Purichelli und Kirsch-Puricelli
Großunternehmer, Stifter und Mäzene

Autor :

Karl Ernst Linz

Herausgeber und Verleger:

Verein für die Geschichte der Stadt Bacharach und der Viertäler e. V.
Postfach 1139
55419 Bacharach

Reproduktion und Layout:

Horst Stimmann

Druck:

PSL Printservice Listl, 55411 Bingen

Erschienen

2015

Seiten

37

Preis:

3,00 EUR

Inhaltsverzeichnis

  • Carl Puricelli (vom Specereyen-Händler zum Industrieunternehmer
  • Eine neue Generation führt den Betrieb
  • Olga heiratet den Hütteningenieur Dr. Nikolaus Kirsch
  • Burg Reichenstein in Trechtingshausen
  • Zur Geschichte der Burg
  • Vom Ausbau der Burg
  • Die Familie des Burgherrn
  • Die Firma "Gebrüder Puricelli" nach 1905
  • Eine Epoche geht zu Ende
  • Der letzte Puricelli
  • Wie ging es mit Burg Reichenstein weiter?
  • Die Familien Puricelli/ Kirsch-Puricelli als Stifter und Mäzene
  • Nachwort

Leseprobe

Burg Reichenstein in Techtingshausen

Durch den Kauf einer Burg versuchten die Puricelli die Zurücksetzung durch den Adel auszugleichen und ihr Ansehen in der Gesellschaft zu stärken. Denn der Lebensstil des Adels war Vorbild und da man über die finanziellen Mittel verfügte, konnte man diesen Lebensstil auch in die Realität umsetzen.
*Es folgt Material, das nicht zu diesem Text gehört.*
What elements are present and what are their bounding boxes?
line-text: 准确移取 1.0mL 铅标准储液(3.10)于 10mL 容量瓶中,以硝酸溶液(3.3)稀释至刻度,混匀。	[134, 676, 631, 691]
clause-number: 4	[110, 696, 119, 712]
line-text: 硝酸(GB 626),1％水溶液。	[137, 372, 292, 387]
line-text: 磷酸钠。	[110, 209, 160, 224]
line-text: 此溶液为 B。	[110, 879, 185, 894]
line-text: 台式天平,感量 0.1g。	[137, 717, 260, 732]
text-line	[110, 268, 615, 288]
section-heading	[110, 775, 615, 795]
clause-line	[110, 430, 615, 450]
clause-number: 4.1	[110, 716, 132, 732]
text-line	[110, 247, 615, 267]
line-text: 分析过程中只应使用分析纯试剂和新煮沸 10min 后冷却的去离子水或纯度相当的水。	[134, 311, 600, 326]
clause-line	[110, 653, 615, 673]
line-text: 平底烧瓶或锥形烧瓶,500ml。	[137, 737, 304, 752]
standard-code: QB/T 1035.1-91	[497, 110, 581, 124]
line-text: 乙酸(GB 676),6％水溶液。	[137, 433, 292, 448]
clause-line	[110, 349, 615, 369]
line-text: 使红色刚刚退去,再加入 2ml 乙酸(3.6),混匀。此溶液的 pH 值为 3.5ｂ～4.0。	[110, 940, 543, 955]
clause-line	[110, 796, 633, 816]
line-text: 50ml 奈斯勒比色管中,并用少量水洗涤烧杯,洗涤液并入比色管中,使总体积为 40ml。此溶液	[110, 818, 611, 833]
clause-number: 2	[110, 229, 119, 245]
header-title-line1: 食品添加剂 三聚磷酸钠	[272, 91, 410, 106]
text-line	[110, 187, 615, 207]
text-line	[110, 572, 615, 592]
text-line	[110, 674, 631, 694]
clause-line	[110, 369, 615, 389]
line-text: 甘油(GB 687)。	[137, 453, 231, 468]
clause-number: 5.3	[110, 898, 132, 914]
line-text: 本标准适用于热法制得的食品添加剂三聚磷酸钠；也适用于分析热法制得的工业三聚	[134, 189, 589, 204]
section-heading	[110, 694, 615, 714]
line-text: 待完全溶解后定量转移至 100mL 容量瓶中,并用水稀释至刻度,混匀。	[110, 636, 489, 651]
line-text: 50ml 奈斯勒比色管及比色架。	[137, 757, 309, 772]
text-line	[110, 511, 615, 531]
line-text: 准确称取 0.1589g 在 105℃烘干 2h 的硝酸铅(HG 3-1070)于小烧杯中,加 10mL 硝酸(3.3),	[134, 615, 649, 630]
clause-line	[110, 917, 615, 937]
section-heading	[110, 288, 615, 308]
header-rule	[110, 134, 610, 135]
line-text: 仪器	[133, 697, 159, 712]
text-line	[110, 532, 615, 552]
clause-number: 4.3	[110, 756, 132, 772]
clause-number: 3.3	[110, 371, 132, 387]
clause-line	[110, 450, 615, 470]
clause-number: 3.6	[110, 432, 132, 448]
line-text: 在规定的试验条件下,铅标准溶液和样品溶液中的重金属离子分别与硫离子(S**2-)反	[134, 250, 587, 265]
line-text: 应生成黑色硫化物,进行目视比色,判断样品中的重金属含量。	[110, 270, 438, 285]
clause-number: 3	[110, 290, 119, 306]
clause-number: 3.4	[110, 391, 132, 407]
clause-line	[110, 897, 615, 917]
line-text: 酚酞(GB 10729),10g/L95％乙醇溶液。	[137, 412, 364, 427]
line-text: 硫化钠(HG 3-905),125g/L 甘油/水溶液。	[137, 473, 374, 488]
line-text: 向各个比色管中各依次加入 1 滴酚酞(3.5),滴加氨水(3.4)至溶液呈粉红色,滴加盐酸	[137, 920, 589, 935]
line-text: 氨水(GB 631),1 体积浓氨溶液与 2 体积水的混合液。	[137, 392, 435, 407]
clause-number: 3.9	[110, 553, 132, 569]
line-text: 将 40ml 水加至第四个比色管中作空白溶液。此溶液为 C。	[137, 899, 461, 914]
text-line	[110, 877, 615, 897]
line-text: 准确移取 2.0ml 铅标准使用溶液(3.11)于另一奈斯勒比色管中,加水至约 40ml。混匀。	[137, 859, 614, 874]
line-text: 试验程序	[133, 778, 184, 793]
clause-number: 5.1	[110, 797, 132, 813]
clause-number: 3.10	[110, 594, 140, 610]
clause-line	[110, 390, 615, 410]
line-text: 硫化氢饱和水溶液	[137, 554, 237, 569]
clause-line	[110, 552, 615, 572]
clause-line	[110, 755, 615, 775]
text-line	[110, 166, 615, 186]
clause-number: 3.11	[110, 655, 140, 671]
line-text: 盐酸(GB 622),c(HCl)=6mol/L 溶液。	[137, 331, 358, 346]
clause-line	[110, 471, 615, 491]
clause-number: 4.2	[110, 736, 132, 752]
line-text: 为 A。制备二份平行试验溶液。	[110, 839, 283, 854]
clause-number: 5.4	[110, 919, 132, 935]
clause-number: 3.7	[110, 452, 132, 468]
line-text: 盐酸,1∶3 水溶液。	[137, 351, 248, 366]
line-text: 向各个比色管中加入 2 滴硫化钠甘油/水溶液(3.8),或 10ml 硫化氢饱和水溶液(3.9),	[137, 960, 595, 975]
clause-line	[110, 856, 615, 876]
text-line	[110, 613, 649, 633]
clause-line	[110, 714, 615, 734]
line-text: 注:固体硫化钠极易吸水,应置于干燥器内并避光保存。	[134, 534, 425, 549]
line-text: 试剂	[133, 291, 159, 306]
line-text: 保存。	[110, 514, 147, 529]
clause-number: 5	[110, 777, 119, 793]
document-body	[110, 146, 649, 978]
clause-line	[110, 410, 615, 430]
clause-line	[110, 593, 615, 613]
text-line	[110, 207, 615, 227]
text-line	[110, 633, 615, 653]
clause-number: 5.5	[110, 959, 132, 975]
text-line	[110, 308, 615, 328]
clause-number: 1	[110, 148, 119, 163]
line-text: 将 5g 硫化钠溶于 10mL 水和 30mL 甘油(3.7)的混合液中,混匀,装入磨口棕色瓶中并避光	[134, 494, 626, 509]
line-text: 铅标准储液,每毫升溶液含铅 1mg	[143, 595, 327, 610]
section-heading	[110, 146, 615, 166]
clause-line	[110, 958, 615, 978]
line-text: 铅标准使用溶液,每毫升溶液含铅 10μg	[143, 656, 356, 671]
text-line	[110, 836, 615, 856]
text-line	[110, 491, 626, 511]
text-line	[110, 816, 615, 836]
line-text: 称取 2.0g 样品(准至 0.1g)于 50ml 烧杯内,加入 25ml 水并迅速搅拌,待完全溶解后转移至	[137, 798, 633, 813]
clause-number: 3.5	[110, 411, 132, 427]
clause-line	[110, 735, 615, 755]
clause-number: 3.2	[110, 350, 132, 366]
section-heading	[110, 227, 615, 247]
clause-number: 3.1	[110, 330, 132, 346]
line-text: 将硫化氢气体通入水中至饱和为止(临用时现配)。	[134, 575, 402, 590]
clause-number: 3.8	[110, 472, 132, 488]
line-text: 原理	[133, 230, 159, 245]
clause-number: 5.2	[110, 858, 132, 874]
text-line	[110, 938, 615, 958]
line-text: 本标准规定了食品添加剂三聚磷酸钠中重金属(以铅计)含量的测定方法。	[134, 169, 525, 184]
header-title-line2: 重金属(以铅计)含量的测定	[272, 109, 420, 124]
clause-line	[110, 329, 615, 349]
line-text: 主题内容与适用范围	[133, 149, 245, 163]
1898 erwarb Dr. Nikolaus Kirsch-Puricelli Burg Reichenstein und schlug ein neues Kapitel in der Geschichte der Familie auf und für die Burg selbst begann eine neue Epoche. Aus den Ruinen eines mittelalterlichen Wehrbaus entstand eine repräsentative Wohnanlage.

Zur Geschichte der Burg

Die Geschichte der Burg Reichenstein lässt sich bis weit ins Mittelalter zurückverfolgen. In frühfränkischer Zeit gehörten Reichenstein und die Gemeinden Trechtingshausen, Niederheimbach und Oberheimbach zum Königsgut und in der Mitte des 9. Jahrhunderts ging dieses Gebiet an das Kloster Kornelimünster bei Aachen. Ein Vogt verwaltete das Gebiet. Einer von ihnen war Philipp von Hohenfels, dessen Name im Zusammenhang mit dem aufkommenden Raubrittertum am Mittelrhein bekannt wurde, weil er überhöhte Zölle verlangte, die Bewohner ausbeutete und durchfahrende Kaufleute ausraubte. Um 1253 zerstörte das Heer des Rheinischen Städtebundes die Burg. Doch Hohenfels baute sie bald wieder auf und versah sie mit einer 15 Meter hohen und drei Meter dicken Schildmauer, die heute noch erhalten ist und als eine der ältesten und stärksten Schildmauern im Rheinland gilt. Das Kloster Kornelimünster verkaufte wegen der Unsicherheiten seine Besitzungen an das Mainzer Domkapitel und das Kollegialstift St. Maria ad gratus zu Mainz. Aber auch hier erwies sich der neue Vogt, Dietrich von Hohenfels, als wahrer Nachkomme seines Vaters. 1282 belagerte Rudolf von Habsburg mit seinem Heer die Raubritterburg, konnte sie aber erst nach langer Belagerung einnehmen. Dietrich von Hohenfels konnte entkommen und begab sich unter den Schutz des Pfalzgrafen Ludwig.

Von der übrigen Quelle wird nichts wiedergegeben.